Deutlich wird aber auch, inwieweit es der IBA-Emscherpark in den letzten 10 Jahren des 20. Jahrhunderts gelungen ist, erste sichtbare Konturen eines neuen Profils zu schaffen und damit die alten Bilder in unseren Köpfen zu verdrängen. Denn was mit dem Begriff „Strukturwandel“, so locker daherkommt und uns so flott über die Lippen geht, als handle es sich dabei um einen Spaziergang durch den Park von Schloss Berge, ist tatsächlich eine tiefgreifende und komplexe „evolutionäre“ Umformung von Natur und Kultur im Ballungsraum zwischen Ruhr und Lippe und der Emscher mittendrin.

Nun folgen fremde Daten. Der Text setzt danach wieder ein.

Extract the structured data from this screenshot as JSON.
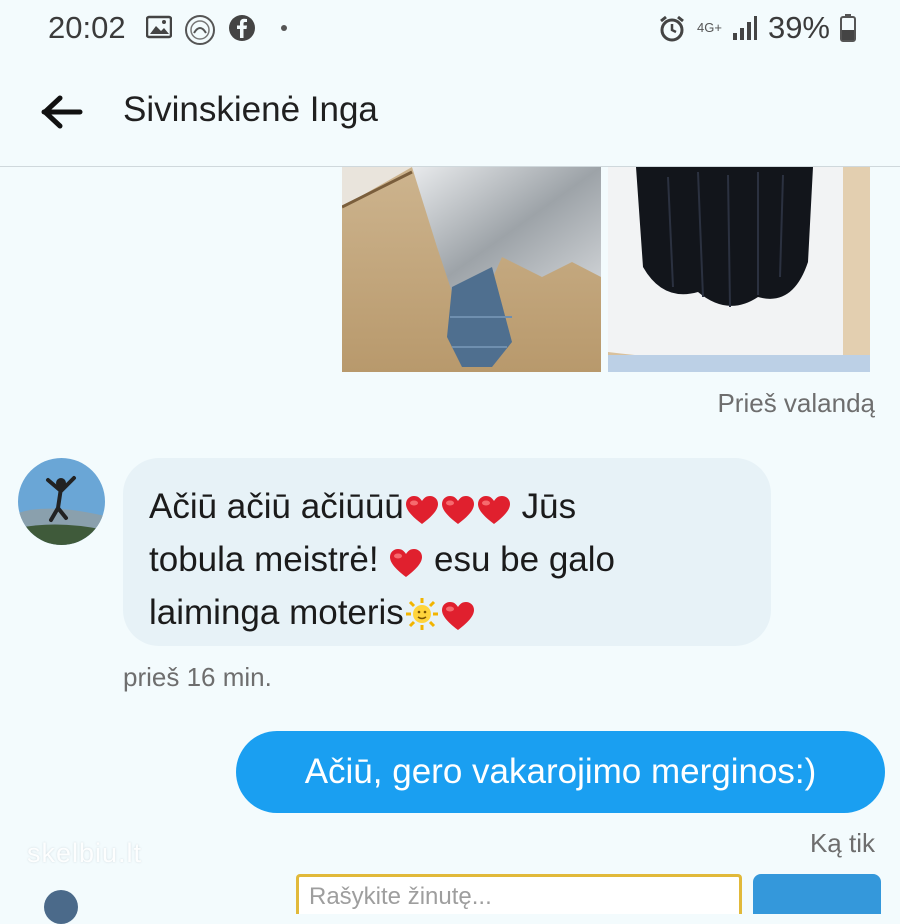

Obwohl inzwischen seit über 50 Jahre im Gange, ist das Ende der zum Teil dramatischen Veränderungsprozesse so offen wie die Zukunft ungewiss. Um den Strukturwandel zu verstehen und nachvollziehbar zu machen, sind Vergleiche, wie sie das Buch anstellt und beim Leser anregt, unverzichtbar. Immer wieder nimmt Andreas Rossmann in seinen Berichten aus dem Ruhrgebiet Spuren auf, die schon in den 1920er Jahren zwei Kollegen in der renommierten „Frankfurter Zeitung“, der Vorgängerin der FAZ, registriert haben, nämlich Heinrich Hauser in seiner mit eigenen Fotos illustrierten Reportage „Schwarzes Revier“ und Joseph Roth, der einen seiner Reiseberichte aus dem Ruhrgebiet mit „Rauch verbindet die Städte“ überschrieb.

Roths damalige Feststellung hat nun Andreas Rossmann für den Titel seines Buches aufgegriffen und auf den Kopf gestellt, indem er sie um die zwei Wörter „nicht mehr“ ergänzt und mit dieser Negation den Nagel auf den Kopf trifft: Es qualmt zwar nicht mehr, aber was dann? Um diese Frage kreisen die Texte von Andreas Rossmann.

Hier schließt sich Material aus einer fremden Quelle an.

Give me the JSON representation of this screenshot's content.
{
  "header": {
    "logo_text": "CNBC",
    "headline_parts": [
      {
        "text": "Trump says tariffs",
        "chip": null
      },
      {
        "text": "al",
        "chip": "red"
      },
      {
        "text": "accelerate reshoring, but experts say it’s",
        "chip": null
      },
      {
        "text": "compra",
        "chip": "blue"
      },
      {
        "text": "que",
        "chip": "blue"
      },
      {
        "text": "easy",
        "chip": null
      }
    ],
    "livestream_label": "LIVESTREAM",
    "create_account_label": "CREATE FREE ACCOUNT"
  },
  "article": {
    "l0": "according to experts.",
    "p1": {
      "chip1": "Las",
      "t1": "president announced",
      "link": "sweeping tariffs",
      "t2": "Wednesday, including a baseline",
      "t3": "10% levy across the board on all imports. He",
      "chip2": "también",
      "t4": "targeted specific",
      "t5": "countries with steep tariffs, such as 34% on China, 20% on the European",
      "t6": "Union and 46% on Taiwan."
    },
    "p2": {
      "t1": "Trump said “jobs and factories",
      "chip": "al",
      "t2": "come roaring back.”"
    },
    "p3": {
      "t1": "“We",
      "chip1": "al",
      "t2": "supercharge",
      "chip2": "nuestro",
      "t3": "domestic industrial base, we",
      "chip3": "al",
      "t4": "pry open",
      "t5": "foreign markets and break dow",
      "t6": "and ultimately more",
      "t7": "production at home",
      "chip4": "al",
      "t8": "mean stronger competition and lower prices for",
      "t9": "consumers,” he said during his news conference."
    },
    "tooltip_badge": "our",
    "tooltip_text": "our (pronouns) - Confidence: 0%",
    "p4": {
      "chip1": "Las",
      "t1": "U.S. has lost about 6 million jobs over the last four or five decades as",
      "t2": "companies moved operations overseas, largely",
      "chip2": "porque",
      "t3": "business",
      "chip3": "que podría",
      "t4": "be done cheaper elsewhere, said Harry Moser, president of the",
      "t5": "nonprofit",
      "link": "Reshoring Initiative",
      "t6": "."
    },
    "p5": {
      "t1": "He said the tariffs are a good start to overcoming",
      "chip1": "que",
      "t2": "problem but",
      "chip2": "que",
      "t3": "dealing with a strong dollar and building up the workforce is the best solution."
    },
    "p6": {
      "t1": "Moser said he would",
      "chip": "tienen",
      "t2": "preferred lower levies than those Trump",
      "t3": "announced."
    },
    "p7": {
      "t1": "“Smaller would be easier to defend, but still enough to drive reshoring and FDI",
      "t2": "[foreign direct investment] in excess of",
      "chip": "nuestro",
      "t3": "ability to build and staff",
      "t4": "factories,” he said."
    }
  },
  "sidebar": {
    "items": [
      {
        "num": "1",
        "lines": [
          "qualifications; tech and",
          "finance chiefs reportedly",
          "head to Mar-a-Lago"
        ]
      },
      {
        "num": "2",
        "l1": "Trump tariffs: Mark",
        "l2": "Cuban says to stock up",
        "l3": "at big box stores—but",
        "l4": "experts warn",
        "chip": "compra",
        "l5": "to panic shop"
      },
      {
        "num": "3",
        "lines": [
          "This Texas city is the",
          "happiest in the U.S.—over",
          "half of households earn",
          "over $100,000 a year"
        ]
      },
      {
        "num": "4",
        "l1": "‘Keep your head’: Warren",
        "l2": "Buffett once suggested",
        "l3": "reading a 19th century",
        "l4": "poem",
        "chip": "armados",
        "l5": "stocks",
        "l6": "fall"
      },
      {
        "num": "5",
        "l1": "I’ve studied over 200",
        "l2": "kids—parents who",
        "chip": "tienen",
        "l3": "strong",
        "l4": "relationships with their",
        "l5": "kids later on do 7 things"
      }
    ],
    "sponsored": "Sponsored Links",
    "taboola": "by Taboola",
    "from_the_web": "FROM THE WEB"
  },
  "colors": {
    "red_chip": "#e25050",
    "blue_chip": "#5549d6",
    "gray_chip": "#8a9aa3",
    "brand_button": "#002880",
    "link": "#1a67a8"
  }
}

Neugierig auf das Ruhrgebiet geworden, hat er sich eingelesen, ist immer wieder mit dem Auto durch das Revier unterwegs, hat sich vertraut gemacht mit den Menschen, wo und wie sie wohnen, leben und arbeiten. Man muss vorsichtig sein, von den Vorlieben oder gar Lieben anderer Menschen zu sprechen, aber Andreas Rossmann hat bei all seiner kritischen Distanz als Journalist seit einem Vierteljahrhundert mit viel persönlicher Empathie über das Ruhrgebiet recherchiert und reflektiert, um die Transformation vom alten Revier in eine neue Städte- und Freizeitlandschaft, also den polyzentrischen Ballungsraum Ruhrgebiet authentisch und kritisch, anschaulich und verständlich zu beschreiben und damit nachvollziehbar zu machen.

Wie wichtig ihm dabei die Industrialisierungsgeschichte und historische Fotos sind, verdeutlicht ein Zitat aus seinem Vorwort für den im Jahr 2000 erschienenen Bildband „…als der Pott noch kochte“ mit Photographien von Horst Lang, die seit den 1960er Jahren entstanden sind: „Als Teil des kollektiven Gedächtnisses…geben die Fotos Anschauung und Auskunft darüber, was das Ruhrgebiet in dem rasanten Prozess des Strukturwandels schon verloren hat – oder bald zu verlieren droht.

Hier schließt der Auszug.